Quem também endossa o comportamento receptivo dos Mello é o ex-jogador de basquete e empresário Marcos Aurélio de Mello Magrin, o Piu, 75, proprietário do restaurante Barão, filho de Jovelina de Mello Magrin, uma das irmãs de José de Mello. Ele conta que se lembra das tardes de domingo em que ia até a casa dos tios e voltava com marmitas saborosas. “Tenho orgulho de me lembrar. Eram tempos mais difíceis e eles tinham uma situação melhor na família. Nos domingos à tarde íamos passear e buscávamos sobras de um macarrão delicioso”, contou, sorrindo.
 
Assim como Mauro, ele se lembra com nitidez da figura física de José de Mello. Zequinha, como era chamado pelos familiares e pessoas próximas, era magérrimo, usava óculos, mantinha um pequeno bigode e vestia-se tal como os homens de seu convívio naquele início do século 20, seguindo o mesmo estilo praticamente a vida toda. 
 
O estilo era inspirado no padrão, com muita formalidade e conservadorismo, traduzidos em peças bem cortadas de alfaiataria.
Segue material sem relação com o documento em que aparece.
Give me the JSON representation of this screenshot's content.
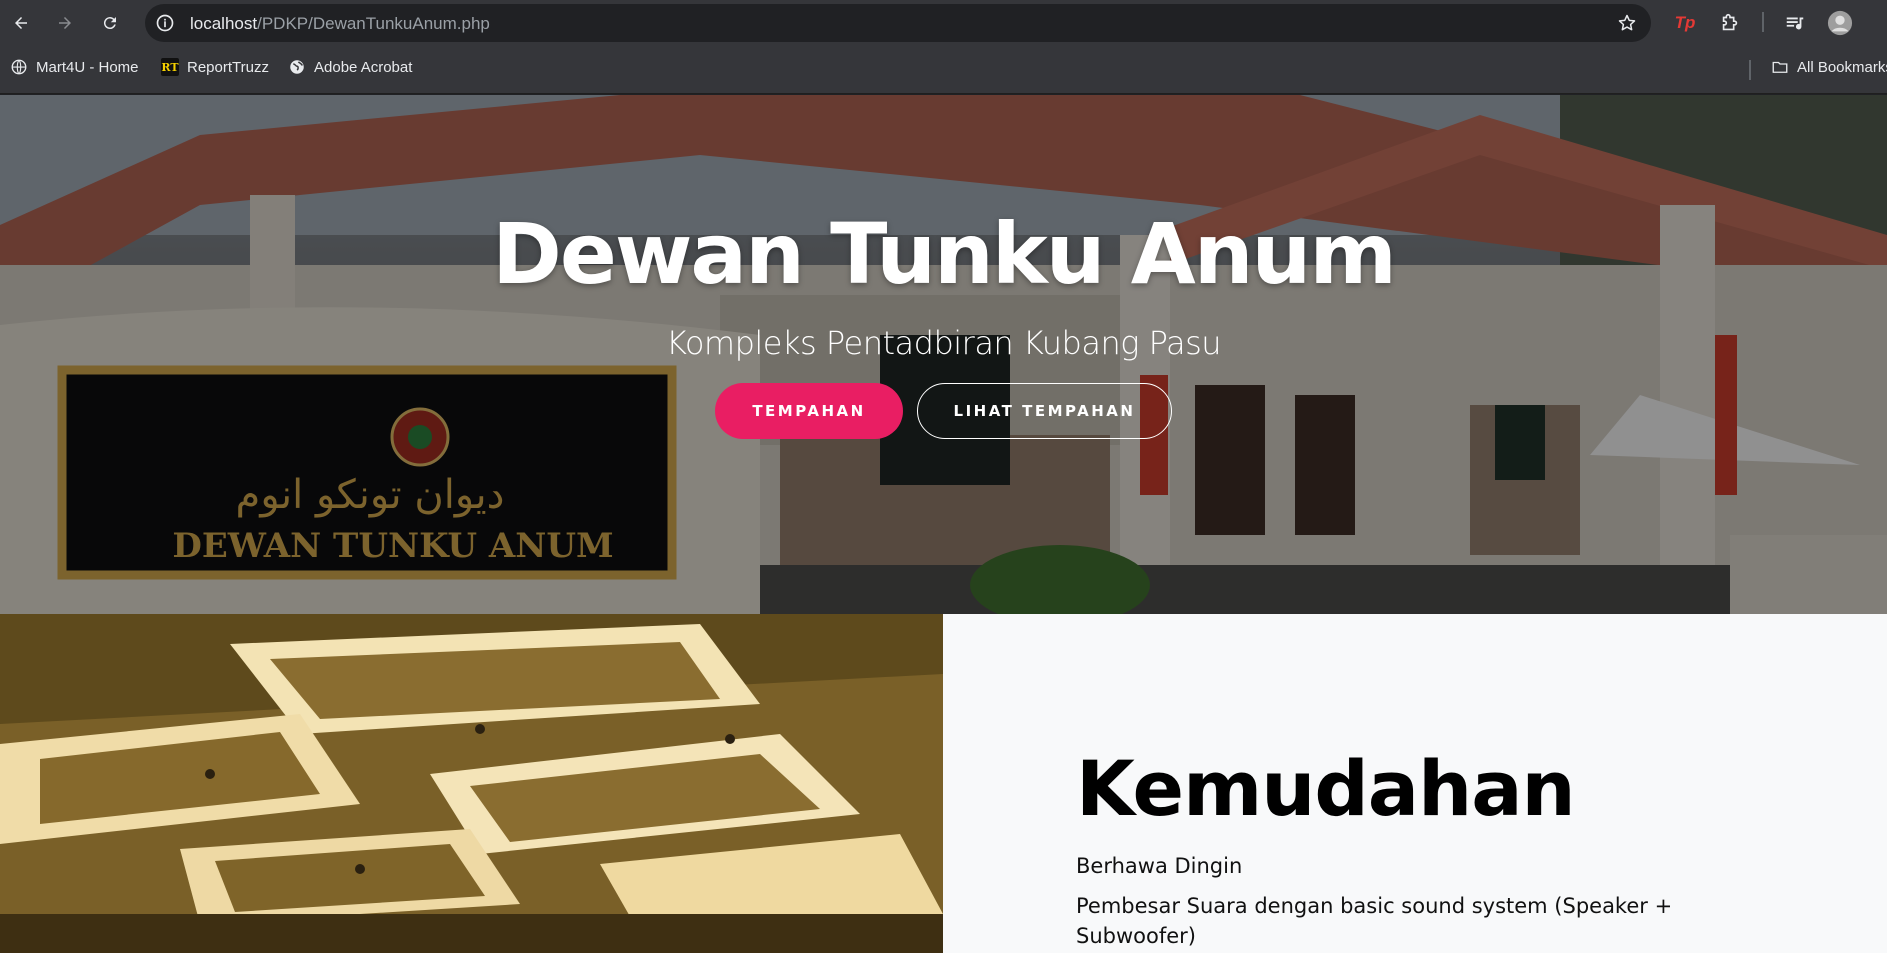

Constantemente trajava terno completo em tons de cinzas escuros - calça, paletó e, não raro, colete - sobre camisa branca de colarinho rijo arrematado com gravata discreta e prendedor. Os sapatos, que àquela época passavam a ser considerados acessórios da moda masculina, eram sempre pretos, assim como os chapéus, pelos quais ele tinha especial apreço.
 
“Ele era assim onde estivesse. Lembro-me dele se desfazer apenas do chapéu quando chegava em casa. Com ‘manga de camisa’ (camisa de manga curta), jamais o vi”, conta a neta Dola.
 
Mais que os trajes formais, “vovô Zequinha” também não se despia do ar reservado. “Não sabemos muito sobre o lado profissional dele, porque tínhamos mais abertura com a vovó e os homens não eram de falar muito em casa sobre trabalho. O que posso dizer, com certeza, é o que se repete sempre sobre ele: ele era um homem sério, prático, correto, muito ligado à literatura e que queria divulgar o que acontecia na cidade”, disse Dola, completando que, até aonde tem conhecimento, seu avô nunca teve ligações ou interesses políticos conhecidos que tivessem fomentado a criação do jornal.
 
 
Morte
Mello morreu com 83 anos, aos 20 minutos do dia 5 de maio de 1970, no hospital Regional de Franca, em decorrência de aterosclerose, insuficiência cardíaca e desidratação, conforme consta em sua certidão de óbito. Irene havia morrido dois anos antes, em 28 de junho de 1968, aos 77 anos, em casa, na rua Major Claudiano, 464, vítima também de aterosclerose, esclerose coronária e insuficiência cardíaca. Coroando toda uma vida dedicada à fé, segundo Dola, Irene morreu rezando. “Minha tia Maria, única que não se casou e a quem coube cuidar dos pais até ao fim, presenciou a morte da mãe. Minha avó disse a ela: ‘vamos rezar... Ave Maria, cheia de graça (...), agora e na hora de nossa morte, que é agora, amém’. E morreu.”
 
O casal está enterrado no Cemitério da Saudade, em Franca, e não deixou bens inventariados. Todos os filhos, nora e genros também estão mortos. Seis dos 19 netos já morreram. 
 
Os que vivem, bem como as dezenas de bisnetos e tataranetos, se orgulham do grande feito de seu patriarca, que semeou de maneira sólida um ideal que alcançou, com vigor, um século de sucesso neste último 30 de junho.
 
Para o GCN, nada mais extraordinário e gratificante repetir agora as palavras que o próprio José de Mello escreveu há exatos cem anos, na primeira edição do periódico: “no firme propósito de prestar algum serviço à população ledora, entregamos-lhe hoje o nosso jornal”.